TITLE:
Lossless Compression of SKA Data Sets
AUTHORS:
Karthik Rajeswaran, Simon Winberg
KEYWORDS:
Square; Kilometre; Array; Lossless; Compression; HDF5
JOURNAL NAME:
Communications and Network,
Vol.5 No.4,
November
28,
2013
ABSTRACT:
With the size of
astronomical data archives continuing to increase at an enormous rate, the
providers and end users of astronomical data sets will benefit from effective
data compression techniques. This paper explores different lossless data
compression techniques and aims to find an optimal compression algorithm to
compress astronomical data obtained by the Square Kilometre Array (SKA), which
are new and unique in the field of radio astronomy. It was required that the
compressed data sets should be lossless and that they should be compressed
while the data are being read.

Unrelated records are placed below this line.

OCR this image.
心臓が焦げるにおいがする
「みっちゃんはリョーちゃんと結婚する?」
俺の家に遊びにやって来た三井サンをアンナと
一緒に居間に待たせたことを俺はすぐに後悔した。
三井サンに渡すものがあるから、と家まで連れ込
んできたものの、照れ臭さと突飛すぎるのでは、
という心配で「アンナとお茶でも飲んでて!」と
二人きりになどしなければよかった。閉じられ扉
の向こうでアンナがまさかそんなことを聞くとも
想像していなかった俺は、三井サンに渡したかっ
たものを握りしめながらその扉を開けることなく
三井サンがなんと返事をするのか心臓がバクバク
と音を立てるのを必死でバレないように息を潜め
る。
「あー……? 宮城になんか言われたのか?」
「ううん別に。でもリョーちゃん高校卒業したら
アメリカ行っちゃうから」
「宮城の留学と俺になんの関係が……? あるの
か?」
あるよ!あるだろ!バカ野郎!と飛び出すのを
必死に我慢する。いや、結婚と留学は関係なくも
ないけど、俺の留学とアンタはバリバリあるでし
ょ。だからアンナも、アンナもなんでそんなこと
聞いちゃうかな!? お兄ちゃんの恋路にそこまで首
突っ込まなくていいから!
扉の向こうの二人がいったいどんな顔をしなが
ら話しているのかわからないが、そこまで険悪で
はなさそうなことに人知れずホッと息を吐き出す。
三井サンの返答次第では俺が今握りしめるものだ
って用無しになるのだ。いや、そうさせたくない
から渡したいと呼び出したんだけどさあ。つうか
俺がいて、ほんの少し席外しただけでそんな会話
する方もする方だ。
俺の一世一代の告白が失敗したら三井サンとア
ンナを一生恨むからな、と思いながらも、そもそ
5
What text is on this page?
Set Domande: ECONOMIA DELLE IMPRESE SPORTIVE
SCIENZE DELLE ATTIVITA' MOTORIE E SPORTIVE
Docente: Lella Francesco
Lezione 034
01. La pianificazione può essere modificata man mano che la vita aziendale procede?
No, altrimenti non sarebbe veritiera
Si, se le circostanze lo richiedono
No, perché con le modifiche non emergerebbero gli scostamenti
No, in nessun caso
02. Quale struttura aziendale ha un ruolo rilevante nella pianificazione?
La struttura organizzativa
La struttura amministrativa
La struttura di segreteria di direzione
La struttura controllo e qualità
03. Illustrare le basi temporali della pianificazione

The project was carried out in conjunction with the SKA
South Africa office. Data compression reduces the time taken and the bandwidth used when
transferring files, and it can also reduce the costs involved with data storage. The SKA uses the Hierarchical Data Format
(HDF5) to store the data collected from the radio telescopes, with the data
used in this study ranging from 29 MB to 9 GB in size. The compression techniques investigated in this study
include SZIP, GZIP, the LZF filter, LZ4 and the Fully Adaptive Prediction Error
Coder (FAPEC). The algorithms and methods used to perform the compression tests are
discussed and the results from the three phases of testing are presented,
followed by a brief discussion on those results.